Last season Hill pulled down an average of 12.2 rebounds per game, second only to the 13.7 of Loyola Marymount's Hank Gathers. But after the season, Hill thought some changes had to be made. "I looked at my aquarium, and I saw these goldfish swimming around," he says. "I thought, That's not an aggressive fish for a re bounder. So I bought eight piranhas and put them in the tank. Bye-bye, goldfish."
When those piranhas died, Hill replaced them with three baby shark fish, but they went belly up after only three days. He then got some cichlids, known for aggressive behavior, and this batch apparently is doing swimmingly. So is Hill. After Xavier's 95-63 rout of Valparaiso last Saturday, he was averaging 18.3 points and 11 rebounds for the 3-1 Musketeers—and building a fan club among the pros. "He could use a little polish," said Cleveland Cavalier general manager Wayne Embry, "but he is definitely an NBA first-round pick."
Hill and his teammates are favored to win the Midwestern Collegiate Conference, but watch out for a feeding frenzy of rebounds before that. On Jan. 2, Hill will get to trade elbows with Gathers when the Musketeers host Loyola.
LEARNING THE HARD WAY
Instead of loading up Arkansas's December home schedule with boring patsies, Razorback coach Nolan Richardson, to his credit, invited mighty Missouri into Barnhill Arena on Dec. 13. The Razorbacks got a loss, 89-88, to make their record 5-1, but they also learned what it's going to take to be competitive when NCAA tournament play begins.
To beat the physical Big Eight teams like Missouri, Oklahoma and Kansas, the Razorbacks can't just rely on the perimeter shooting of Lee Mayberry and Todd Day. They have to pound it inside, as Missouri did with 6'10" Doug Smith and 6'9" Nathan Buntin, who ripped the soft Arkansas defense for a total of 48 points and 22 rebounds.
The game was so eagerly awaited by Razorback students that they began gathering outside Barnhill at 7:30 a.m. A Fayetteville pizza chain reported the students ordered 614 pizzas during the wait, but that didn't kill their appetite for an upset of the Tigers.
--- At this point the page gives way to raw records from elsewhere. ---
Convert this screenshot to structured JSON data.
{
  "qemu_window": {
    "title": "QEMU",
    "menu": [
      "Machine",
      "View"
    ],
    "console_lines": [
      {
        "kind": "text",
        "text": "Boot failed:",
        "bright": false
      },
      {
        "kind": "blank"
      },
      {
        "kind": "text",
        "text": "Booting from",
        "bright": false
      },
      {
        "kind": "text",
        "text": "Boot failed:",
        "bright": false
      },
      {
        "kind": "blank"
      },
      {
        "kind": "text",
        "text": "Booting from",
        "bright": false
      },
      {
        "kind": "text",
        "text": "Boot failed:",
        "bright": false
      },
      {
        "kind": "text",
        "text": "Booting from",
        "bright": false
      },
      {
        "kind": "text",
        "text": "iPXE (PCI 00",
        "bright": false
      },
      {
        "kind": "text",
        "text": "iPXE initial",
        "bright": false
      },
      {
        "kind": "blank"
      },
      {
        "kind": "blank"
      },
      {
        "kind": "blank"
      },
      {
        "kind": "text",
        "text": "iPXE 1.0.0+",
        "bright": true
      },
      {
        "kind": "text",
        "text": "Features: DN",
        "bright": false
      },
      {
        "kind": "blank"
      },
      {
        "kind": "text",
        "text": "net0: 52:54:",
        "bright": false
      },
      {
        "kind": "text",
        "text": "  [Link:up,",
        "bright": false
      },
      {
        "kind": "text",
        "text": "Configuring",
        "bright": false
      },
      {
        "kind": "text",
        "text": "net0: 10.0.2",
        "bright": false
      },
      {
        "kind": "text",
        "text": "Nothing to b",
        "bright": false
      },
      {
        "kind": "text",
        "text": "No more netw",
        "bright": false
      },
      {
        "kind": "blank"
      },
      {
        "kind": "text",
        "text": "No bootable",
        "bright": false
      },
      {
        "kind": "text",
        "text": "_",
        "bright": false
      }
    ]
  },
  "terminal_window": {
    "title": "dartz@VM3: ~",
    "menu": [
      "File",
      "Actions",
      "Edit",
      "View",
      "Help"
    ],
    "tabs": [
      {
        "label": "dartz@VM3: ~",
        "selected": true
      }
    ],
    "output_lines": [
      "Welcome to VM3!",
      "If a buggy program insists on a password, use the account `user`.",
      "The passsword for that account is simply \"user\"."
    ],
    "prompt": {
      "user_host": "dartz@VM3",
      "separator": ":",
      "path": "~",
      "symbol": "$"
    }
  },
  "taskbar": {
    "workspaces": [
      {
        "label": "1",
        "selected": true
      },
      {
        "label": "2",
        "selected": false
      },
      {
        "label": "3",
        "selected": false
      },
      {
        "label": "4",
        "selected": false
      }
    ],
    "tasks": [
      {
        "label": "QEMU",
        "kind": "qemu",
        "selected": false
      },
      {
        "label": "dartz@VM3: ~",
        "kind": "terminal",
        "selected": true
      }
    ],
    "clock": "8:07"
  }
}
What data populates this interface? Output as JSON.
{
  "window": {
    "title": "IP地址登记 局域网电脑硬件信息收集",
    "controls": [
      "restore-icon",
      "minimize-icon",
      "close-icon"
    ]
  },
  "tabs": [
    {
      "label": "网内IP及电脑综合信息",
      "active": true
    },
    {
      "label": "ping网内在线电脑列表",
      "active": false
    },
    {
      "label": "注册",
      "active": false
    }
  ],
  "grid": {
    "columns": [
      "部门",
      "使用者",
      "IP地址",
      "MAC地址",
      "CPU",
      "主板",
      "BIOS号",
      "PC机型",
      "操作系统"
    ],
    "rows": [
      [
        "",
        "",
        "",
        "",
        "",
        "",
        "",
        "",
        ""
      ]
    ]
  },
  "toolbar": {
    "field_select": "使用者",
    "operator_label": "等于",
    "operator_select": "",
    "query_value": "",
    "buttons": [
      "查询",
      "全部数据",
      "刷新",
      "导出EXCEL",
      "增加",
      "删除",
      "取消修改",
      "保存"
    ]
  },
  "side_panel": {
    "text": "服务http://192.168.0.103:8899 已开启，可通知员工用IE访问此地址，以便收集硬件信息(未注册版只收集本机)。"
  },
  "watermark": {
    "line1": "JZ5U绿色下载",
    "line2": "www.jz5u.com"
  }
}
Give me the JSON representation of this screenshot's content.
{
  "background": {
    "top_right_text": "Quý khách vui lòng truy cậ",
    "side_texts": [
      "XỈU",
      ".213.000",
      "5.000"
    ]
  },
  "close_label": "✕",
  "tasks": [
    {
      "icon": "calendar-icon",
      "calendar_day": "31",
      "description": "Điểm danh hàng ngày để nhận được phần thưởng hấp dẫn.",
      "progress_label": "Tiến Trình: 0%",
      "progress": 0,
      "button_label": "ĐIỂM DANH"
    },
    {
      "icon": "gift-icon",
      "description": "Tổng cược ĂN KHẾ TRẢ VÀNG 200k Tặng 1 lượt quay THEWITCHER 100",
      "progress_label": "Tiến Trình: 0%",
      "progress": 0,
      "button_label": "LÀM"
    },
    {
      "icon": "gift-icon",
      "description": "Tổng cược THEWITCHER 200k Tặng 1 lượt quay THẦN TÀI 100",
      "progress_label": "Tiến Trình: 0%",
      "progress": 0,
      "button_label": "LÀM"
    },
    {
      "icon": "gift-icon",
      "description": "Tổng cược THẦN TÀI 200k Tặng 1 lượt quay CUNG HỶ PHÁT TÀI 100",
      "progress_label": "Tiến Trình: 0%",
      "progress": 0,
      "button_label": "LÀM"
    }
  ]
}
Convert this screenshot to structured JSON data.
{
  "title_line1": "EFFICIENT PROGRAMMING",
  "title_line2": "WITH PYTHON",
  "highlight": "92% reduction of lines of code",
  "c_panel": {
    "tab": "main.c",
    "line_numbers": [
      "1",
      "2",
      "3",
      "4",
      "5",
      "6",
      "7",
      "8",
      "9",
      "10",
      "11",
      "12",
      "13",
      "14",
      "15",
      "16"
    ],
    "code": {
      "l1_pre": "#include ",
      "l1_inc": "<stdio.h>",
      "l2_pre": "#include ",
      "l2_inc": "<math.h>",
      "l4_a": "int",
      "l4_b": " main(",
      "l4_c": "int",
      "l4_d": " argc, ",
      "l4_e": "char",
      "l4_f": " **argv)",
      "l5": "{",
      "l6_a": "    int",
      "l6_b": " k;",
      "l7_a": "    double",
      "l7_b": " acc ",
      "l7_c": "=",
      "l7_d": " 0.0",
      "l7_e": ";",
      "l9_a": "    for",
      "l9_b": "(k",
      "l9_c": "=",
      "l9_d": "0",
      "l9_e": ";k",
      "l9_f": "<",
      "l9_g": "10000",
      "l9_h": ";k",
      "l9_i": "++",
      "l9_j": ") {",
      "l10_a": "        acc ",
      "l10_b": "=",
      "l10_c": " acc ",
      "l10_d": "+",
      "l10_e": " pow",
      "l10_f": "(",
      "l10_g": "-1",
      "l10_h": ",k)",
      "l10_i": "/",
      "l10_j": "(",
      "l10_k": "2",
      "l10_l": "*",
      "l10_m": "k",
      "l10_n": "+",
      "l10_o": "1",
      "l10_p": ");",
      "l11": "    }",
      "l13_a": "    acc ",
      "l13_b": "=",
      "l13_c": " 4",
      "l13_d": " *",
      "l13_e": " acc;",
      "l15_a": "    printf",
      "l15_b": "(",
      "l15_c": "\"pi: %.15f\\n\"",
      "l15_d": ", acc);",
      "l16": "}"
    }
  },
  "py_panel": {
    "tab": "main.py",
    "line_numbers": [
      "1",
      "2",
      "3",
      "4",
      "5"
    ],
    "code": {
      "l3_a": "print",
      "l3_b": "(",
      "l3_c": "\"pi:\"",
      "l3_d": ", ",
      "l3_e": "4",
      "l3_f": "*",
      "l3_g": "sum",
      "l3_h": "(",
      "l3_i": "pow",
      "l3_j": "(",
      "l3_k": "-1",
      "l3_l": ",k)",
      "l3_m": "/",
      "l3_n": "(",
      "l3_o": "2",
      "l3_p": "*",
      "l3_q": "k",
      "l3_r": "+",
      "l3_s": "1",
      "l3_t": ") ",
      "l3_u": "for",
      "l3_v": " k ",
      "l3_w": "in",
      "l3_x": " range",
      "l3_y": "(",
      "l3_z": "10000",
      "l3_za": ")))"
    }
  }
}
Richardson tried to counter Missouri's inside strength by ordering Mayberry, who scored 16 points in the first half, to forget shooting and feed center Mario (Easy) Credit. That enabled Credit to wind up with 20 points, but it took Mayberry out of the offense. He didn't score in the second half. Still, the Razorbacks did have the last shot to win it, with four seconds remaining, but Mayberry missed a trey, ending the Hogs' home court winning streak at 14.
This week's raspberry for unsportsmanlike scheduling goes to Georgetown coach John Thompson, whose Hoyas rolled to a horrendous 112-39 sleepwalk over the District of Columbia. The excuse for this mismatch was that UDC coach George Leftwich, a high school teammate of Thompson's, had requested the game last summer. Sorry, but that's not good enough—unless, of course, such things as valid competition and entertainment value no longer count in college sports....
Last Saturday, SMU defeated Texas-Arlington 36-31, proving that the 45-second clock and the three-point shot can't beef up the offense of bad teams. The go-ahead basket came when an intended pass went through the hands of SMU forward Vernon Perdue and into the hoop. Fortunately for basketball, only 1,056 were in attendance at Moody Coliseum in Dallas.
DAVID E. KLUTHO
When the Redskins failed to show, Stinson starred in a pickup game against gym rats.
Hill hopes the lesson he learns from his fish will help him hook on with an NBA team.
PLAYERS OF THE WEEK
MEN: Nathan Buntin, a 6'8" forward for No. 4-ranked Missouri, averaged 24.5 points and 15.5 rebounds as the Tigers beat Arkansas 89-88 and Bradley 86-77. Buntin made 21 of 33 shots from the field in the two victories.
WOMEN: Vanderbilt 's 6'4" junior center Wendy Scholtens, the SEC's leading scorer, had 56 points, 32 rebounds, eight steals and four blocked shots as the Lady Commodores beat Georgia Southern 95-61 and Morehead State 92-46.
SMALL COLLEGE: Harold Ellis, a 6'5" sophomore forward for Division II Morehouse College, had 29 points and 12 rebounds in a 103-98 overtime victory over Tuskegee. He also scored 31 and grabbed 12 rebounds in a 106-79 victory over Lane College.